Chakar is a village in the Jagraon tehsil of Ludhiana district in Indian Punjab. It is located on the Guru Gobind Singh Marg. The sixth Sikh guru, Guru Hargobind Sahib visited this place in 1631 during his tour of Malwa region and the tenth master, Guru Gobind Singh in 1705 after the battle of Chamkaur Sahib

== Geography ==

Chakar is located at 30°38'37"N 75°23'48"E with average elevation of 234 metres. Nearby villages include Mallah, Minia, Kussa, Rama, Hathure, Lakha and Manuke. Near Cities are Jagraon :22 km, Raikot :24 km, Moga :33 km, Nakodar :56 km, Ludhiana :63 km and near AirPorts are Ludhiana Airport :70 km, Raja Sansi Airport :151 km, Chandigarh Airport :161 km, Pathankot Airport :193 km.

== Culture ==

People belongs to Malwa culture. Punjabi is the mother tongue as well as the official language here.

=== Religion ===

The village is predominated by the Sikhs, the follower of Sikhism with Hindu and Muslim minorities.

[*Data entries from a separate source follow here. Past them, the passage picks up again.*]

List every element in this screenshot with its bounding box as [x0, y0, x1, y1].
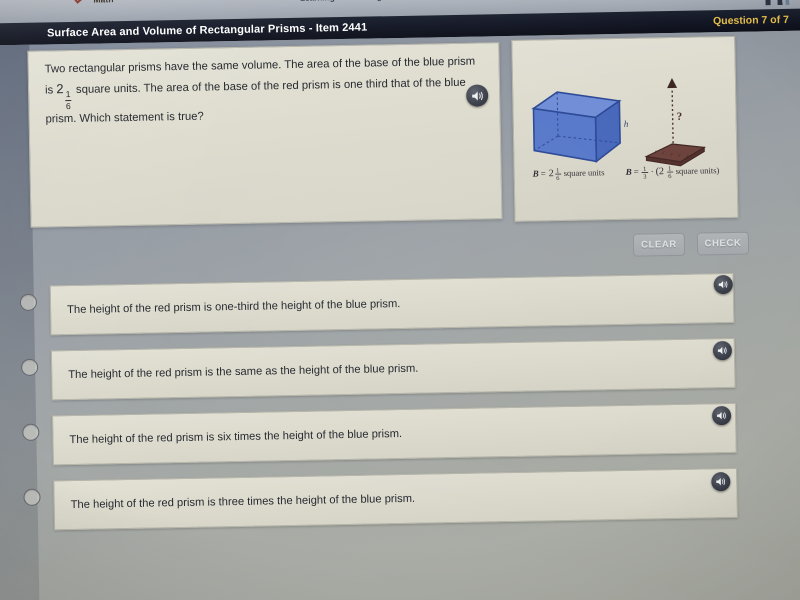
fraction: 1 6: [64, 89, 72, 111]
question-counter: Question 7 of 7: [712, 13, 789, 28]
svg-text:·: ·: [651, 166, 654, 176]
answer-option-4[interactable]: The height of the red prism is three tim…: [53, 467, 739, 531]
diagram-panel: h B = 2 1 6 square units ? B = 1 3 · (2 …: [511, 35, 739, 222]
svg-text:6: 6: [556, 175, 560, 182]
clear-button[interactable]: CLEAR: [632, 232, 686, 257]
svg-text:(2: (2: [656, 166, 665, 177]
nav-item-label-2: Learning: [300, 0, 335, 3]
prism-diagram: h B = 2 1 6 square units ? B = 1 3 · (2 …: [531, 77, 720, 182]
answer-radio-3[interactable]: [22, 423, 40, 441]
blue-prism-height-label: h: [624, 119, 629, 129]
red-prism-caption: B = 1 3 · (2 1 6 square units): [625, 165, 720, 180]
answer-radio-2[interactable]: [20, 358, 39, 376]
blue-prism-figure: [531, 91, 622, 164]
content-area: Two rectangular prisms have the same vol…: [0, 30, 800, 600]
page-title: Surface Area and Volume of Rectangular P…: [46, 21, 368, 40]
answer-option-label: The height of the red prism is one-third…: [66, 297, 401, 316]
blue-prism-caption: B = 2 1 6 square units: [532, 167, 605, 182]
tilted-screen-content: Math Pre-Quiz Guided Learning Problem So…: [0, 0, 800, 600]
svg-text:square units): square units): [676, 165, 720, 176]
action-button-group: CLEAR CHECK: [632, 231, 750, 257]
check-button[interactable]: CHECK: [696, 231, 750, 256]
svg-text:=: =: [634, 167, 639, 177]
unknown-height-label: ?: [677, 111, 683, 123]
math-logo: Math: [72, 0, 114, 6]
svg-text:3: 3: [643, 173, 646, 180]
nav-item-label-2: Solving: [351, 0, 384, 2]
answer-option-3[interactable]: The height of the red prism is six times…: [52, 402, 737, 466]
arrowhead-icon: [667, 77, 678, 89]
answer-radio-1[interactable]: [19, 293, 38, 311]
answer-option-label: The height of the red prism is six times…: [69, 427, 403, 446]
svg-text:1: 1: [556, 168, 559, 175]
answer-option-1[interactable]: The height of the red prism is one-third…: [49, 272, 735, 336]
question-line-2-suffix: square units. The area of the base of th…: [75, 76, 466, 96]
answer-radio-4[interactable]: [23, 488, 41, 506]
question-panel: Two rectangular prisms have the same vol…: [27, 42, 503, 228]
svg-text:1: 1: [643, 166, 646, 173]
nav-item-list: Pre-Quiz Guided Learning Problem Solving…: [250, 0, 526, 4]
svg-text:2: 2: [549, 168, 554, 179]
answer-option-label: The height of the red prism is three tim…: [70, 492, 416, 511]
mixed-number: 2 1 6: [56, 81, 76, 111]
question-line-2-prefix: is: [44, 84, 54, 97]
fraction-denominator: 6: [65, 100, 71, 111]
fraction-numerator: 1: [65, 89, 71, 100]
checkmark-logo-icon: [72, 0, 90, 6]
question-text: Two rectangular prisms have the same vol…: [45, 52, 490, 129]
svg-text:=: =: [541, 168, 546, 178]
math-logo-label: Math: [93, 0, 113, 5]
svg-text:6: 6: [668, 173, 672, 180]
svg-text:square units: square units: [564, 167, 605, 178]
nav-item-problem-solving[interactable]: Problem Solving: [350, 0, 383, 2]
screen-photo: Math Pre-Quiz Guided Learning Problem So…: [0, 0, 800, 600]
svg-text:B: B: [625, 167, 632, 177]
red-prism-figure: [644, 77, 707, 167]
svg-text:1: 1: [668, 166, 671, 173]
svg-text:B: B: [532, 168, 539, 178]
unknown-height-line: [671, 85, 674, 150]
nav-item-guided-learning[interactable]: Guided Learning: [300, 0, 335, 3]
mixed-whole: 2: [56, 81, 64, 97]
answer-option-2[interactable]: The height of the red prism is the same …: [50, 337, 736, 401]
answer-option-label: The height of the red prism is the same …: [68, 362, 419, 381]
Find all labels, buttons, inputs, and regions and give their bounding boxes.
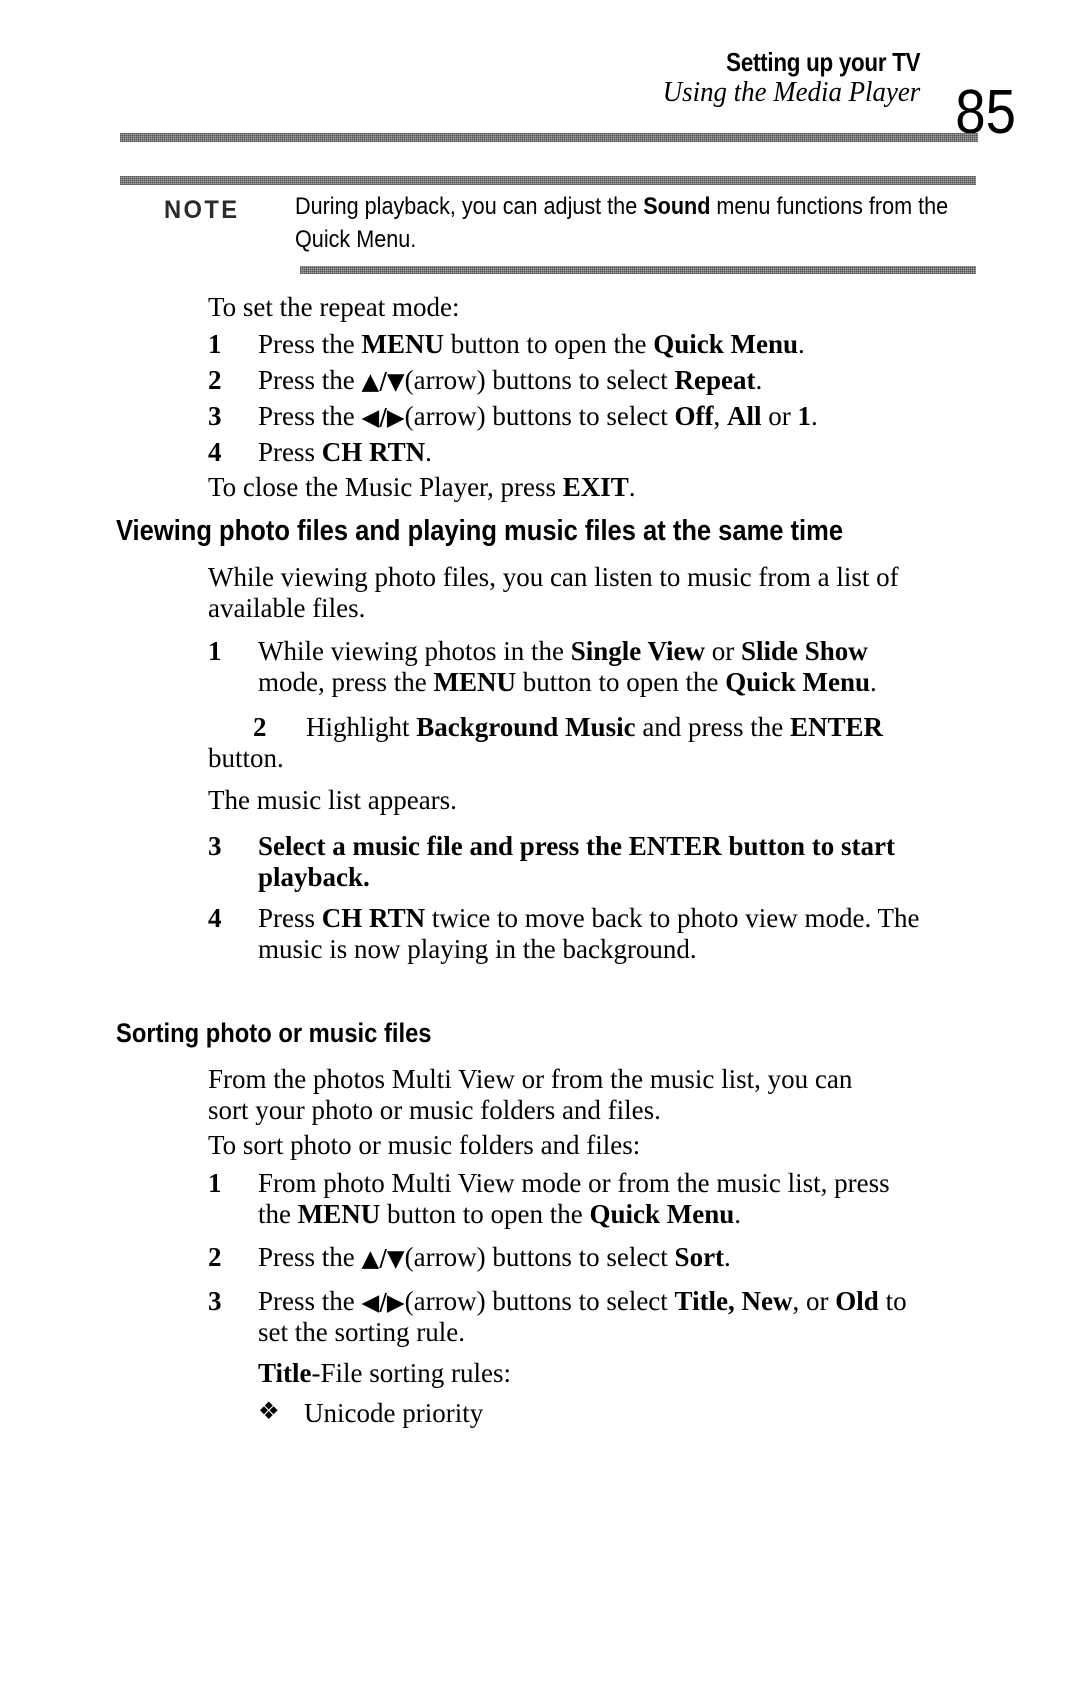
step-number: 1 xyxy=(208,1168,222,1198)
one-label: 1 xyxy=(797,401,812,431)
step-text: Highlight Background Music and press the… xyxy=(208,712,884,774)
off-label: Off xyxy=(674,401,714,431)
step-number: 2 xyxy=(208,1242,222,1272)
step-number: 2 xyxy=(253,712,267,742)
repeat-step-3: 3 Press the ◀/▶(arrow) buttons to select… xyxy=(208,401,920,432)
document-page: Setting up your TV Using the Media Playe… xyxy=(0,0,1080,1682)
single-view-label: Single View xyxy=(570,636,705,666)
old-label: Old xyxy=(835,1286,879,1316)
left-right-arrow-icon: ◀/▶ xyxy=(361,405,405,431)
ch-rtn-label: CH RTN xyxy=(321,903,426,933)
quick-menu-label: Quick Menu xyxy=(725,667,870,698)
step-text: Select a music file and press the ENTER … xyxy=(258,831,896,893)
heading-sorting-files: Sorting photo or music files xyxy=(116,1018,432,1048)
title-file-sorting-rules: Title-File sorting rules: xyxy=(258,1358,918,1389)
all-label: All xyxy=(727,401,762,431)
repeat-step-1: 1 Press the MENU button to open the Quic… xyxy=(208,329,920,360)
note-label: NOTE xyxy=(164,196,240,224)
step-number: 3 xyxy=(208,831,222,861)
menu-label: MENU xyxy=(297,1199,381,1230)
step-number: 3 xyxy=(208,1286,222,1316)
sorting-step-2: 2 Press the ▲/▼(arrow) buttons to select… xyxy=(208,1242,920,1273)
step-number: 1 xyxy=(208,636,222,666)
step-number: 2 xyxy=(208,365,222,395)
exit-label: EXIT xyxy=(562,472,629,502)
repeat-label: Repeat xyxy=(674,365,756,395)
repeat-step-4: 4 Press CH RTN. xyxy=(208,437,920,468)
note-top-rule xyxy=(120,176,976,185)
menu-label: MENU xyxy=(361,329,445,359)
enter-label: ENTER xyxy=(628,831,722,861)
viewing-intro: While viewing photo files, you can liste… xyxy=(208,562,899,624)
viewing-step-1: 1 While viewing photos in the Single Vie… xyxy=(208,636,930,699)
sorting-step-3: 3 Press the ◀/▶(arrow) buttons to select… xyxy=(208,1286,908,1349)
step-text: Press the ▲/▼(arrow) buttons to select S… xyxy=(258,1242,731,1272)
step-text: Press CH RTN. xyxy=(258,437,432,467)
title-label: Title, xyxy=(674,1286,735,1316)
step-text: While viewing photos in the Single View … xyxy=(258,636,877,698)
quick-menu-label: Quick Menu xyxy=(653,329,799,359)
step-text: Press CH RTN twice to move back to photo… xyxy=(258,903,920,965)
bullet-text: Unicode priority xyxy=(304,1398,484,1428)
left-right-arrow-icon: ◀/▶ xyxy=(361,1290,405,1316)
viewing-step-4: 4 Press CH RTN twice to move back to pho… xyxy=(208,903,930,966)
step-text: Press the ▲/▼(arrow) buttons to select R… xyxy=(258,365,763,395)
step-number: 4 xyxy=(208,903,222,933)
enter-label: ENTER xyxy=(790,712,884,742)
bullet-unicode-priority: ❖ Unicode priority xyxy=(258,1398,878,1429)
repeat-closing: To close the Music Player, press EXIT. xyxy=(208,472,636,502)
sorting-intro: From the photos Multi View or from the m… xyxy=(208,1064,853,1126)
step-text: From photo Multi View mode or from the m… xyxy=(258,1168,890,1230)
repeat-intro: To set the repeat mode: xyxy=(208,292,460,322)
step-number: 4 xyxy=(208,437,222,467)
sorting-step-1: 1 From photo Multi View mode or from the… xyxy=(208,1168,920,1231)
header-divider-rule xyxy=(120,133,978,142)
slide-show-label: Slide Show xyxy=(740,636,868,666)
new-label: New xyxy=(741,1286,793,1316)
note-text-bold: Sound xyxy=(643,193,711,220)
up-down-arrow-icon: ▲/▼ xyxy=(361,369,405,395)
quick-menu-label: Quick Menu xyxy=(589,1199,735,1230)
note-text-before: During playback, you can adjust the xyxy=(295,193,644,220)
rules-title-rest: -File sorting rules: xyxy=(311,1358,511,1388)
diamond-bullet-icon: ❖ xyxy=(258,1399,280,1425)
rules-title-bold: Title xyxy=(258,1358,312,1388)
heading-viewing-photo-files: Viewing photo files and playing music fi… xyxy=(116,515,844,547)
note-bottom-rule xyxy=(300,266,976,274)
background-music-label: Background Music xyxy=(416,712,636,742)
sorting-lead-in: To sort photo or music folders and files… xyxy=(208,1130,641,1160)
step-text: Press the ◀/▶(arrow) buttons to select O… xyxy=(258,401,818,431)
ch-rtn-label: CH RTN xyxy=(321,437,426,467)
step-text: Press the ◀/▶(arrow) buttons to select T… xyxy=(258,1286,907,1348)
header-title-group: Setting up your TV Using the Media Playe… xyxy=(652,48,920,108)
repeat-step-2: 2 Press the ▲/▼(arrow) buttons to select… xyxy=(208,365,920,396)
header-subtitle: Using the Media Player xyxy=(662,77,920,109)
page-header: Setting up your TV Using the Media Playe… xyxy=(0,48,1080,144)
up-down-arrow-icon: ▲/▼ xyxy=(361,1246,405,1272)
step-text: Press the MENU button to open the Quick … xyxy=(258,329,805,359)
header-title: Setting up your TV xyxy=(725,47,920,77)
step-number: 1 xyxy=(208,329,222,359)
viewing-step-3: 3 Select a music file and press the ENTE… xyxy=(208,831,908,894)
menu-label: MENU xyxy=(433,667,516,698)
step-number: 3 xyxy=(208,401,222,431)
music-list-appears: The music list appears. xyxy=(208,785,457,815)
note-text: During playback, you can adjust the Soun… xyxy=(295,190,981,256)
viewing-step-2: 2 Highlight Background Music and press t… xyxy=(208,712,930,775)
sort-label: Sort xyxy=(674,1242,725,1272)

The gurudwara, Guru Sar Patshahi Chhevin and Patshahi Dasvin, constructed in the 1970s, is located at the northwestern corner of the village. It was constructed in the '70s in memory of the two Sikh gurus, Guru Hargobind Sahib and Guru Gobind Singh who visited the place in 1631 and 1705, respectively. The Gurdwara is managed by the Shiromani Gurdwara Parbandhak Committee through a village committee.

There is a Mandir and a Mosque as the worship site for Hindu and Muslims.

== Sports academy ==
Sher-E-Punjab Sports Academy and Welfare Club was established in 2005 and government registered in October 2007. Boxing, football, athletics and kabaddi are the most played sports.

== Sewage unit ==

Implementation of the sewerage system was first started in 2011. The installation of a sewerage system marks a milestone in the history of developing Chakar.